During July’s monetary policy committee briefing, Central Bank of Nigeria (CBN) governor Olayemi Cardoso said that eight banks had already met the requirements. 

“There has been a lot of interest locally in investing in the banks,” he said. “We will continue to do our part by building resilience, creating buffers and adhering to the rules.”

Banks scramble to raise funds

Among the first off the mark were Access Bank, Zenith Bank, Ecobank Nigeria and Jaiz Bank. Ecobank, the Nigerian subsidiary of Togo-based Ecobank Transnational, and Jaiz Bank, a non-interest bank, had already amassed the required funds.  

Among those raising new funds, Access Bank was the first to conclude a rights issue, leaving it with capital of 595bn naira by March. Zenith followed with a combined rights issue and share offer that brought its capital to 615bn naira.

Guaranty Trust Bank reached its own target through a two-phased approach that started with a rights issue in Nigeria that netted 351bn naira. Subsequently, the lender listed shares on the London Stock Exchange with proceeds of $105m to reach the required target.  

For other peers such as United Bank for Africa and First Bank, the country’s oldest bank, the process has moved less quickly.

UBA plans to conclude its capital-raising process by the end of the third quarter, according to chairman Tony Elumelu. With a capital base of 116bn naira at the time of the CBN directive, the bank raised 251bn naira from a rights issue that ended in December, and hopes to raise the rest in the coming months. Another sale of 3.15bn ordinary shares to existing shareholders ended on September 5.

First Bank’s recapitalisation efforts appear to have been delayed by a boardroom conflict in which Lagos billionaire Femi Otedola battled rivals for a takeover. Otedola had quietly acquired the parent company’s shares until he had enough to assert ownership, forcing out rivals Oba Otudeko and Tunde Hassan-Odukale. The end of the battle should clear the way for First Bank to pursue recapitalisation.

“Strong investor appetite has ensured that the vast majority of capital raisings so far have been successful,” Fitch Ratings said in a recent assessment of the recapitalisation programme. “Most first- and second-tier banks should be able to meet their new capital requirements through capital raisings alone. Therefore, we believe the likelihood of banking sector consolidation among first- and second-tier banks has decreased.”

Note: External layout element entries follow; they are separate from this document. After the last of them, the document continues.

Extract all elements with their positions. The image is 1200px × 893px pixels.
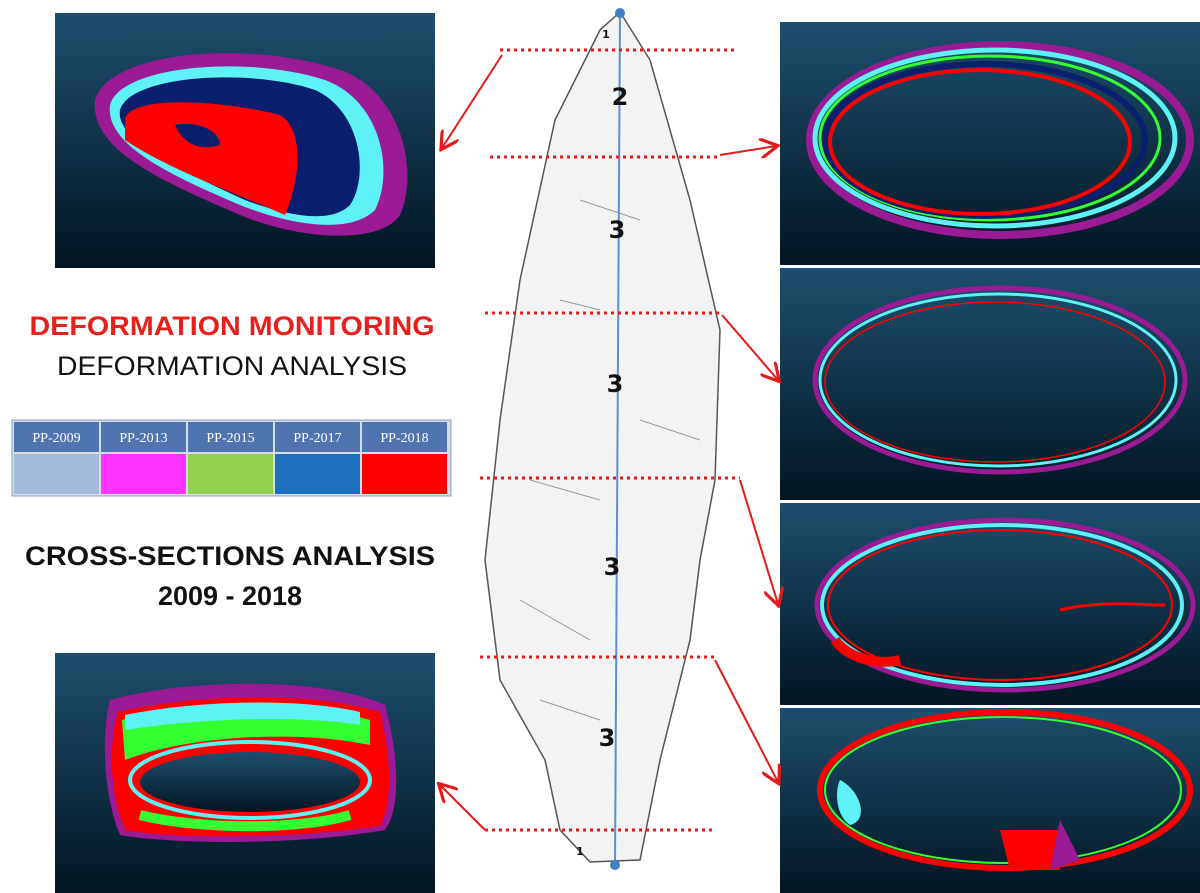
legend-label: PP-2018	[380, 431, 428, 446]
segment-label: 3	[609, 216, 626, 244]
legend-label: PP-2013	[119, 431, 167, 446]
legend-swatch	[188, 454, 273, 494]
legend-label: PP-2017	[293, 431, 341, 446]
section-panel	[780, 22, 1200, 265]
segment-label: 1	[602, 28, 610, 41]
legend-header	[362, 422, 447, 452]
segment-label: 3	[604, 553, 621, 581]
section-panel	[780, 503, 1200, 705]
legend-header	[101, 422, 186, 452]
legend-swatch	[362, 454, 447, 494]
legend-header	[188, 422, 273, 452]
legend-label: PP-2015	[206, 431, 254, 446]
stone-drawing	[484, 8, 721, 870]
section-panel	[780, 268, 1200, 500]
legend-table: PP-2009 PP-2013 PP-2015 PP-2017 PP-2018	[11, 419, 452, 497]
section-panel	[55, 13, 435, 268]
segment-label: 3	[599, 724, 616, 752]
section-panel	[780, 708, 1200, 893]
legend-label: PP-2009	[32, 431, 80, 446]
segment-label: 3	[607, 370, 624, 398]
segment-label: 2	[612, 83, 629, 111]
segment-label: 1	[576, 845, 584, 858]
title: DEFORMATION ANALYSIS	[57, 351, 407, 381]
legend-header	[275, 422, 360, 452]
legend-swatch	[14, 454, 99, 494]
legend-header	[14, 422, 99, 452]
arrows	[440, 54, 778, 831]
legend-swatch	[275, 454, 360, 494]
legend-swatch	[101, 454, 186, 494]
subtitle: CROSS-SECTIONS ANALYSIS	[25, 541, 435, 571]
title: DEFORMATION MONITORING	[30, 311, 435, 341]
section-panel	[55, 653, 435, 893]
subtitle: 2009 - 2018	[158, 581, 302, 611]
cut-lines	[480, 48, 740, 832]
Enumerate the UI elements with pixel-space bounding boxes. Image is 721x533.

Smaller banks pursue differing paths

Among the second-tier banks are Fidelity Bank and the First City Monument Bank (FCMB) group, both of which have international operations. Both have raised some initial capital and are now in the process of completing their recapitalisations. Fidelity raised 176bn naira in fresh capital in 2024 and is moving to get an additional 195bn naira via private placement before the end of the year. FCMB has announced plans to raise more capital through a new share sale in time to comply with the new requirements.

Wema Bank, in its pursuit of the requirements of a national bank, was among the first to raise funds through selling new shares to current investors. It has followed that up with a 50bn naira private placement to surpass the prescribed threshold of 200bn in naira. Wema expects to have a capital base of 276bn naira after  recapitalisation, about 34% more than the required limit.

Some other banks have opted for mergers. Union Bank – Nigeria’s second-oldest lender – and new generation bank Titan Trust Bank were the first to announce a successful merger with the approval of the Central Bank. It has been touted as a marriage of experience and cutting-edge technology. Unity Bank and the regional Providus Bank have notified the regulators of their plans to merge to meet the requirements for a national licence.

There is still not much clarity on the plans of two foreign-owned banks, Standard Chartered Bank and Citibank, to meet the capital requirements. Currently, Standard Chartered’s local bank has capital of 45.4bn naira while Citibank’s local bank has 14.4bn naira. To meet the requirements for a national banking licence, Standard Chartered needs an extra 154bn naira while Citibank needs 185bn naira. They have the option to raise the required funds, merge with others or even exit Nigeria completely. What options they choose will become clearer as the March 2026 deadline approaches.